4. Disinfection/sterilization. Once cleaned, the dialyzer must undergo a chemical (germicide) or physical (heat) process that renders all living organisms inactive. High-level disinfection differs from sterilization in that the former may not destroy spores. High-level disinfection is all that current standards require. Sterilization as defined legally is not easily accomplished in a dialysis facility.

a. Germicides. After a dialyzer has been cleaned and tested, germicides are instilled in both blood and dialysate compartments for an appropriate contact duration (see Section I.C.7). Peracetic acid is the most common germicide used. The use of formaldehyde or glutaraldehyde has essentially disappeared, probably because there are no automated methods for dialyzer reprocessing using formaldehyde or glutaraldehyde, and because manual methods for aldehyde chemical reuse are burdensome, having to meet U.S. Occupational Safety and Health Administration (OSHA) standards for safe handling, attention to exposure limits, and surveillance and respiratory testing for exposed staff.

b. Documenting the presence of germicide. The presence of germicide must be ensured through procedural controls
and should be verified both at the completion of reprocessing and prior to use (see Section I.B).

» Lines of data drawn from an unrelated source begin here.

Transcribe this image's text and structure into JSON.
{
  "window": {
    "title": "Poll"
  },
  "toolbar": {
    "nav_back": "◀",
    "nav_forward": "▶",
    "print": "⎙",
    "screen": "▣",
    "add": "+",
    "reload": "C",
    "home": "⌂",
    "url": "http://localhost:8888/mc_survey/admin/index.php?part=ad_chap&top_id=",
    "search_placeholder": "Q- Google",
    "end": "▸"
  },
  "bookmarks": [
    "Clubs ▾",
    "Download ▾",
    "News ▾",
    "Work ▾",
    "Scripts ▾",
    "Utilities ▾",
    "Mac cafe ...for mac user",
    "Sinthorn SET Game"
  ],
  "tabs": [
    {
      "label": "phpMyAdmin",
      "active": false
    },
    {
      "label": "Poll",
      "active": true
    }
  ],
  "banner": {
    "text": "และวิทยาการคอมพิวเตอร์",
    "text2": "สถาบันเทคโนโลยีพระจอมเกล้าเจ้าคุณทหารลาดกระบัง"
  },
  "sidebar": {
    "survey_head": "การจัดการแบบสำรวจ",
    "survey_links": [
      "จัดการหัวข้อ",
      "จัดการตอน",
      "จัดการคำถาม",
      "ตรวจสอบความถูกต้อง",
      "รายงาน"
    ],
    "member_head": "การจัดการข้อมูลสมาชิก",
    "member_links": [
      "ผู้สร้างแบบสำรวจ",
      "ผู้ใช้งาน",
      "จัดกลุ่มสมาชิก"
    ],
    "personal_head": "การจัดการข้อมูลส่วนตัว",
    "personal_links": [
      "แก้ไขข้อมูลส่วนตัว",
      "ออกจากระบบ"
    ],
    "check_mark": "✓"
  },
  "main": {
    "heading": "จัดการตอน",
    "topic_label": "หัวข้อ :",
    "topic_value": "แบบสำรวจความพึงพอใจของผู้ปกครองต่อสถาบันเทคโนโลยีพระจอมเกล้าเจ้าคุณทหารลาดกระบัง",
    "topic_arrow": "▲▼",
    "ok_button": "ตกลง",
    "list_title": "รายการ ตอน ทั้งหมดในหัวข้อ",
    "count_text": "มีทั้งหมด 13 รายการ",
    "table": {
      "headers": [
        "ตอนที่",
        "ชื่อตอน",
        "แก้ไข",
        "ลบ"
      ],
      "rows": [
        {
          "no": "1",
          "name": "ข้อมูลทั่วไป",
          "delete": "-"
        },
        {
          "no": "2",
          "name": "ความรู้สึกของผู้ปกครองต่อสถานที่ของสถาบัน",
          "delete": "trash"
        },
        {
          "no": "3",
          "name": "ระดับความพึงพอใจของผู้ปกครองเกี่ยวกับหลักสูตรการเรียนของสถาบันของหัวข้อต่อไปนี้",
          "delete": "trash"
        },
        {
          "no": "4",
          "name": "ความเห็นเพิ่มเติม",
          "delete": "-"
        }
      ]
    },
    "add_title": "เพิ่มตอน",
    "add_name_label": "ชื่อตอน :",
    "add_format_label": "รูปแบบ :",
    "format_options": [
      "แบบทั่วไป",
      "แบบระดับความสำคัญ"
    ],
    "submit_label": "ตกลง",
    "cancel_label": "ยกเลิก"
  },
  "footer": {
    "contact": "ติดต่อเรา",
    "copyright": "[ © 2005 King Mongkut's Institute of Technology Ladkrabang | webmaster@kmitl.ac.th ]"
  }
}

The presence of peracetic acid is confirmed using test strips. If formaldehyde is used, FD&C (U.S. Food, Drugs & Cosmetic Act) blue dye can be put in the concentrated (37%) formalin to give the dialyzer a light blue color once the formaldehyde is diluted. In manual reprocessing systems, each dialyzer must be checked for the presence of germicide. In automated systems, only a sample needs to be tested each day.